In the spring of 2003, three young Americans traveled to Africa in search of such as story. What they found was a tragedy that disgusted and inspired them. A story where children are weapons and children are the victims. The "Invisible Children: Rough Cut" film exposes the effects of a 20 year-long war on the children of Northern Uganda. These children live in fear of abduction by rebel soldiers, and are being forced to fight as a part of violent army.

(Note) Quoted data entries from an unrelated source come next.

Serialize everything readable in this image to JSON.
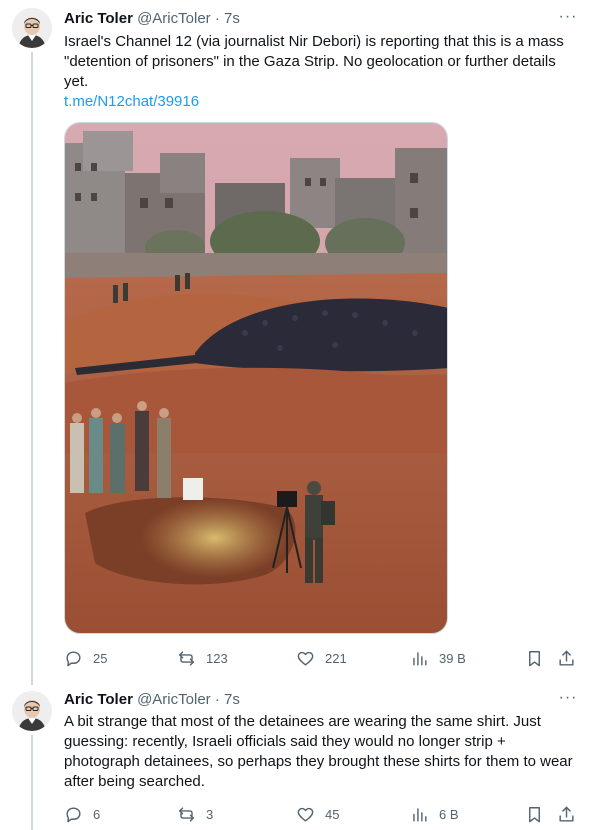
{
  "tweets": [
    {
      "author": {
        "name": "Aric Toler",
        "handle": "@AricToler"
      },
      "separator": "·",
      "time": "7s",
      "text": "Israel's Channel 12 (via journalist Nir Debori) is reporting that this is a mass \"detention of prisoners\" in the Gaza Strip. No geolocation or further details yet.",
      "link": "t.me/N12chat/39916",
      "stats": {
        "replies": "25",
        "reposts": "123",
        "likes": "221",
        "views": "39 B"
      }
    },
    {
      "author": {
        "name": "Aric Toler",
        "handle": "@AricToler"
      },
      "separator": "·",
      "time": "7s",
      "text": "A bit strange that most of the detainees are wearing the same shirt. Just guessing: recently, Israeli officials said they would no longer strip + photograph detainees, so perhaps they brought these shirts for them to wear after being searched.",
      "stats": {
        "replies": "6",
        "reposts": "3",
        "likes": "45",
        "views": "6 B"
      }
    }
  ],
  "icons": {
    "more": "more-dots-icon",
    "reply": "reply-icon",
    "repost": "repost-icon",
    "like": "heart-icon",
    "views": "views-bar-icon",
    "bookmark": "bookmark-icon",
    "share": "share-icon"
  },
  "colors": {
    "link": "#1d9bf0",
    "secondary_text": "#536471",
    "border": "#cfd9de"
  }
}
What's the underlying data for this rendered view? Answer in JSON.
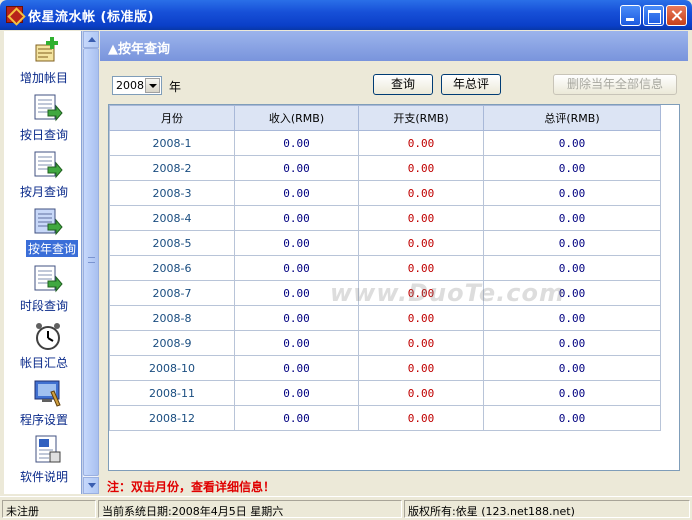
{
  "window": {
    "title": "依星流水帐 (标准版)"
  },
  "sidebar": {
    "items": [
      {
        "label": "增加帐目",
        "icon": "add-account-icon"
      },
      {
        "label": "按日查询",
        "icon": "daily-query-icon"
      },
      {
        "label": "按月查询",
        "icon": "monthly-query-icon"
      },
      {
        "label": "按年查询",
        "icon": "yearly-query-icon"
      },
      {
        "label": "时段查询",
        "icon": "period-query-icon"
      },
      {
        "label": "帐目汇总",
        "icon": "alarm-clock-icon"
      },
      {
        "label": "程序设置",
        "icon": "settings-icon"
      },
      {
        "label": "软件说明",
        "icon": "help-document-icon"
      }
    ],
    "selected": "按年查询"
  },
  "header": {
    "title": "▲按年查询"
  },
  "toolbar": {
    "year_value": "2008",
    "year_unit": "年",
    "query_label": "查询",
    "annual_label": "年总评",
    "delete_label": "删除当年全部信息"
  },
  "table": {
    "headers": [
      "月份",
      "收入(RMB)",
      "开支(RMB)",
      "总评(RMB)"
    ],
    "rows": [
      [
        "2008-1",
        "0.00",
        "0.00",
        "0.00"
      ],
      [
        "2008-2",
        "0.00",
        "0.00",
        "0.00"
      ],
      [
        "2008-3",
        "0.00",
        "0.00",
        "0.00"
      ],
      [
        "2008-4",
        "0.00",
        "0.00",
        "0.00"
      ],
      [
        "2008-5",
        "0.00",
        "0.00",
        "0.00"
      ],
      [
        "2008-6",
        "0.00",
        "0.00",
        "0.00"
      ],
      [
        "2008-7",
        "0.00",
        "0.00",
        "0.00"
      ],
      [
        "2008-8",
        "0.00",
        "0.00",
        "0.00"
      ],
      [
        "2008-9",
        "0.00",
        "0.00",
        "0.00"
      ],
      [
        "2008-10",
        "0.00",
        "0.00",
        "0.00"
      ],
      [
        "2008-11",
        "0.00",
        "0.00",
        "0.00"
      ],
      [
        "2008-12",
        "0.00",
        "0.00",
        "0.00"
      ]
    ]
  },
  "note": "注：双击月份，查看详细信息！",
  "watermark": "www.DuoTe.com",
  "statusbar": {
    "registration": "未注册",
    "date": "当前系统日期:2008年4月5日 星期六",
    "copyright": "版权所有:依星 (123.net188.net)"
  }
}
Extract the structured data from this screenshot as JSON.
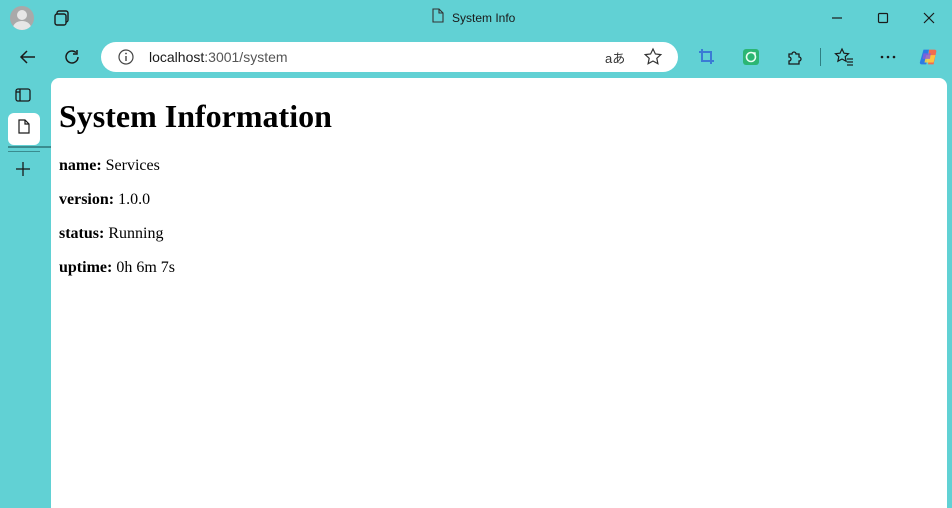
{
  "window": {
    "title": "System Info"
  },
  "toolbar": {
    "url_host": "localhost",
    "url_path": ":3001/system",
    "read_aloud_label": "aあ"
  },
  "page": {
    "heading": "System Information",
    "fields": [
      {
        "label": "name:",
        "value": "Services"
      },
      {
        "label": "version:",
        "value": "1.0.0"
      },
      {
        "label": "status:",
        "value": "Running"
      },
      {
        "label": "uptime:",
        "value": "0h 6m 7s"
      }
    ]
  },
  "colors": {
    "frame": "#61d1d4",
    "content_bg": "#ffffff",
    "accent_blue": "#3a7bd5",
    "accent_green": "#2bb673"
  },
  "icons": [
    "profile-avatar-icon",
    "workspaces-icon",
    "page-icon",
    "minimize-icon",
    "maximize-icon",
    "close-icon",
    "back-icon",
    "refresh-icon",
    "info-icon",
    "read-aloud-icon",
    "favorite-star-icon",
    "screen-capture-icon",
    "extension-green-icon",
    "extensions-icon",
    "favorites-icon",
    "more-icon",
    "copilot-icon",
    "tab-actions-icon",
    "tab-page-icon",
    "new-tab-icon"
  ]
}
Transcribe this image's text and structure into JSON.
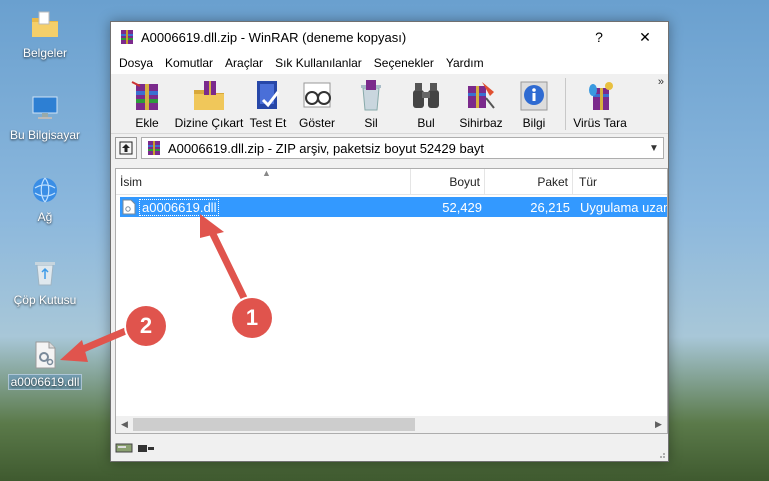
{
  "desktop": {
    "icons": [
      {
        "label": "Belgeler"
      },
      {
        "label": "Bu Bilgisayar"
      },
      {
        "label": "Ağ"
      },
      {
        "label": "Çöp Kutusu"
      },
      {
        "label": "a0006619.dll"
      }
    ]
  },
  "window": {
    "title": "A0006619.dll.zip - WinRAR (deneme kopyası)",
    "help_label": "?",
    "close_label": "✕"
  },
  "menu": [
    "Dosya",
    "Komutlar",
    "Araçlar",
    "Sık Kullanılanlar",
    "Seçenekler",
    "Yardım"
  ],
  "toolbar": {
    "buttons": [
      "Ekle",
      "Dizine Çıkart",
      "Test Et",
      "Göster",
      "Sil",
      "Bul",
      "Sihirbaz",
      "Bilgi",
      "Virüs Tara"
    ],
    "more": "»"
  },
  "address": {
    "text": "A0006619.dll.zip - ZIP arşiv, paketsiz boyut 52429 bayt"
  },
  "columns": {
    "name": "İsim",
    "size": "Boyut",
    "packed": "Paket",
    "type": "Tür"
  },
  "files": [
    {
      "name": "a0006619.dll",
      "size": "52,429",
      "packed": "26,215",
      "type": "Uygulama uzantısı"
    }
  ],
  "annotations": {
    "badge1": "1",
    "badge2": "2"
  },
  "colors": {
    "selection": "#3399ff",
    "badge": "#e0544d"
  }
}
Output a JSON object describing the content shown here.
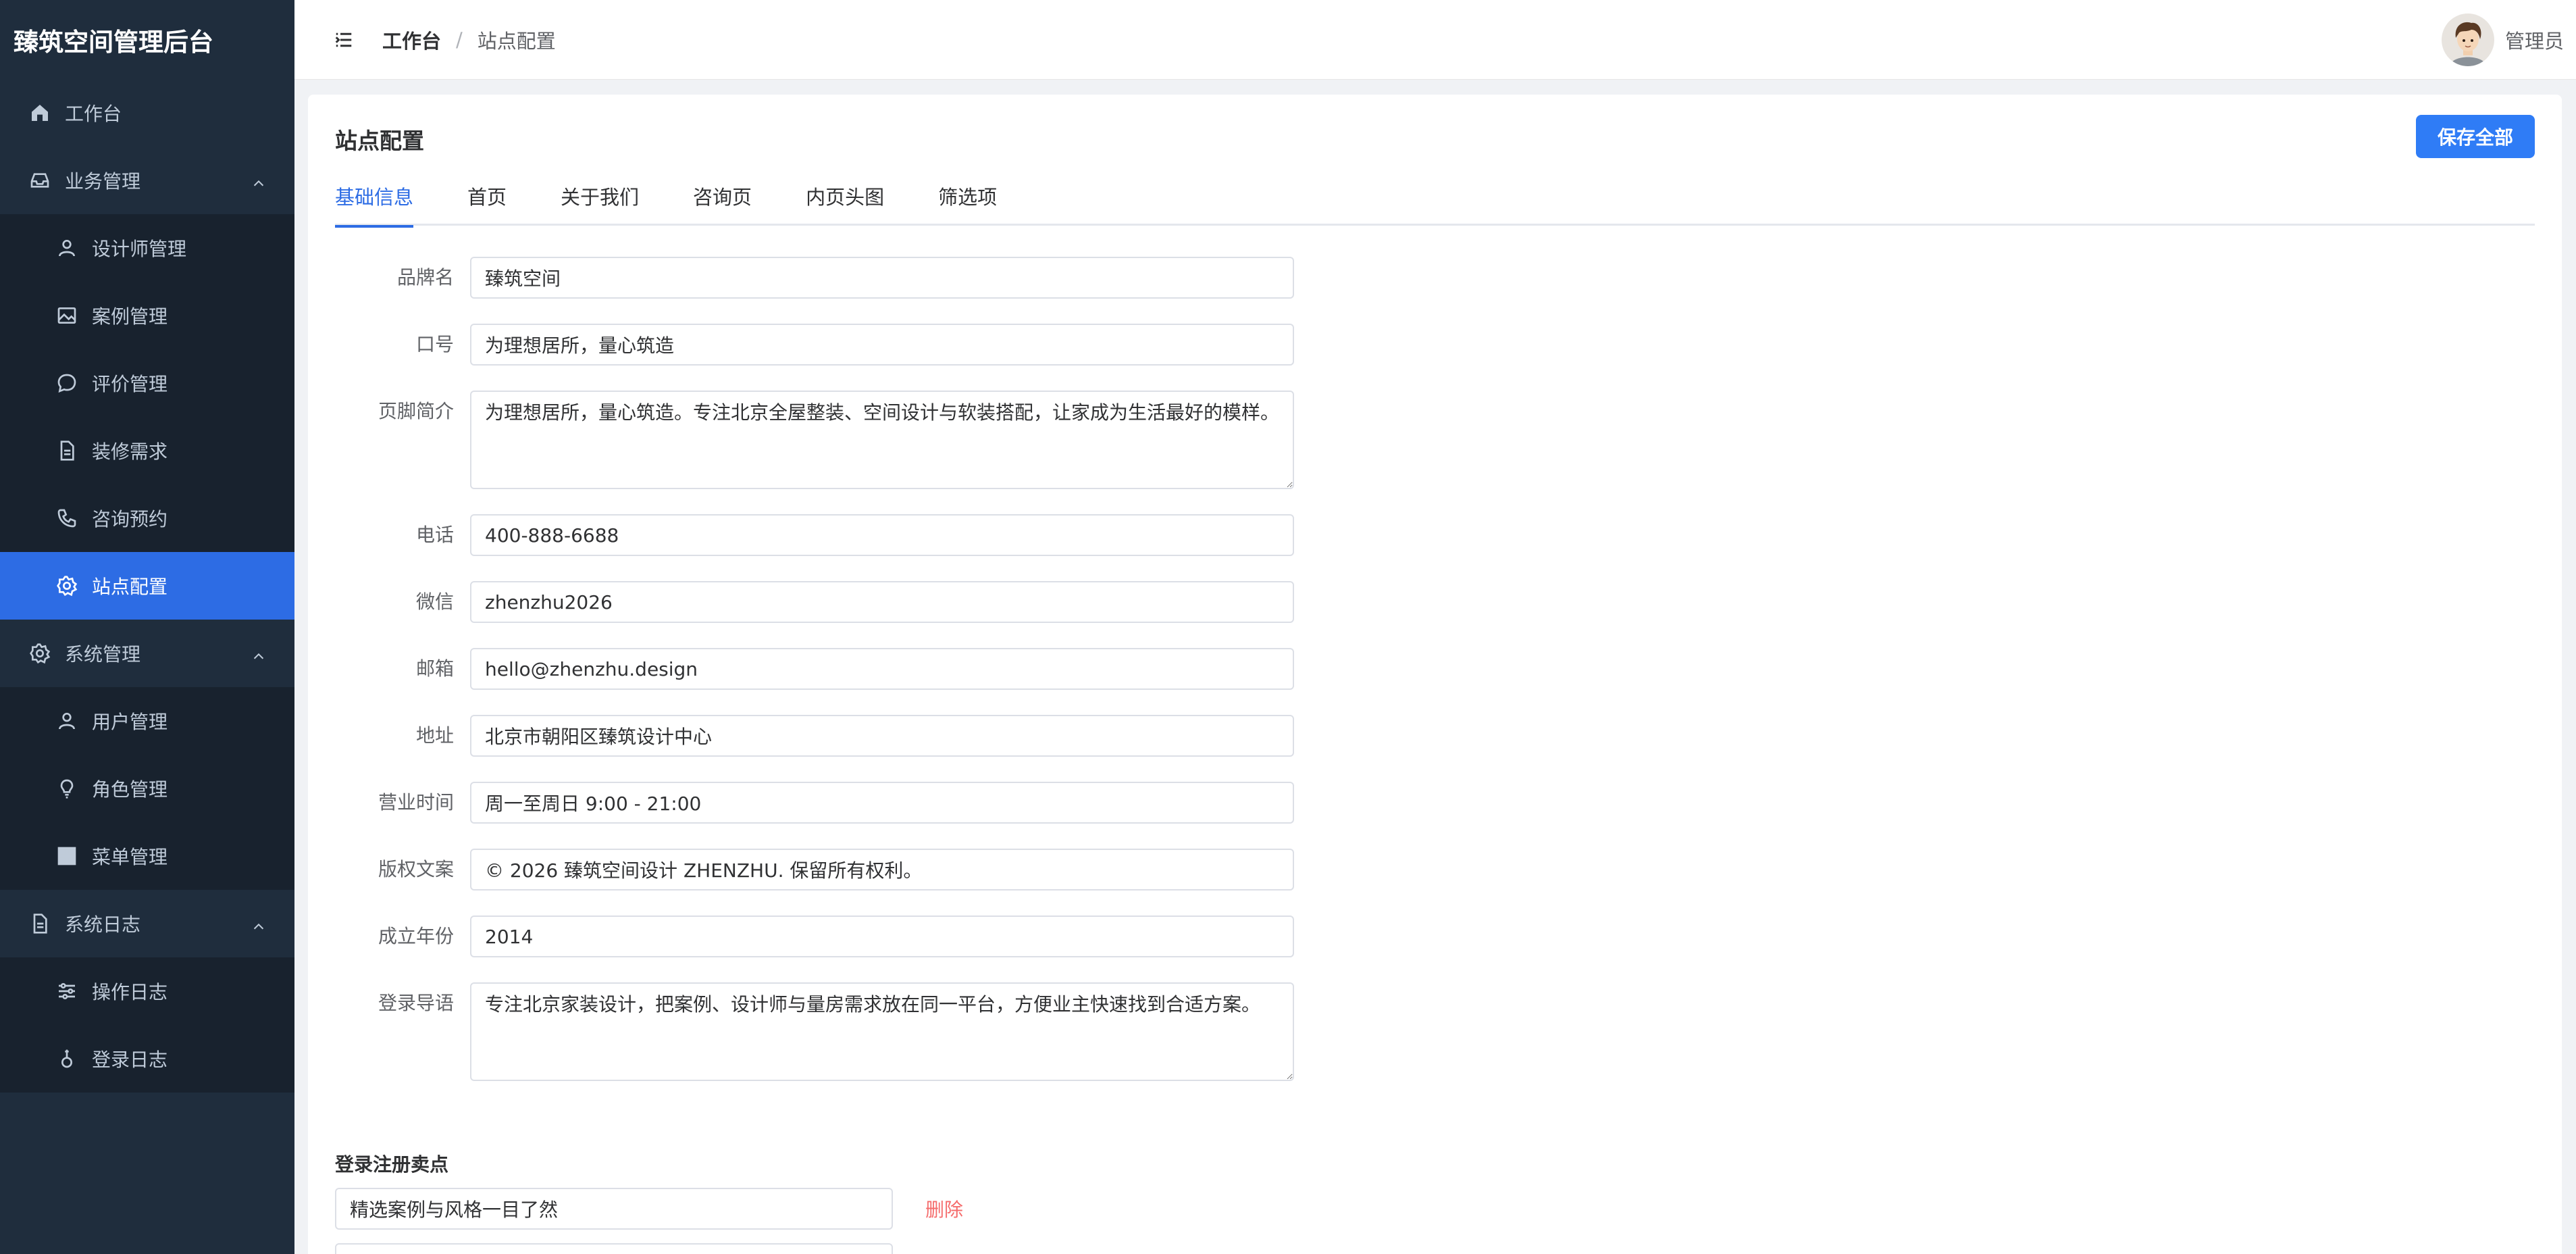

Without having seen the suffering in Northern Uganda, I’m appalled frankly, it’s a moral outrage to see thousands of children that have been abducted, that are maltreated, that go through the most horrendous torture by the rebel movement and also the same groups now being neglected, to some extent, by the whole international community. I can not find any other part of the world having an emergency at the scale of Uganda with so little international attention.
What started out as a film-making adventure in Africa, transformed into much more, when the three young American’s (Jason Russell, Bobby Bailey, and Laren Poole) original travels took a divine turn, and they found themselves stranded in Northern Uganda. They discovered children being kidnapped nightly from their homes and subsequently forced to become fight as child soldiers. This film is dedicated to exposing this tragic, and amazingly untold story.
Even at this moment, in Uganda, Children as young as 8 are methodically kidnapped from their homes by a rebel group called the “Lord’s Resistance Army” (LRA). The abducted children are then desensitized to the horror of brutal violence and killing, as they themselves are turned into vicious fighters. Some escape and hide in constant fear for their lives. Most remain captive, and grow to maturity with no education other than life “in the bush” and fighting in a guerrilla war.
Of the many ramifications that a 20 -year-long war can cause, the film “Invisible Children: Rough Cut” highlights what the community refers to as “NIGHT COMMUTERS.” We watch thousands of children “commute” out of fear, from their villages to nearby towns each night in order to avoid the LRA (Lord’s Resistance Army) abductions. They sleep in public places, vulnerable, and without supervision.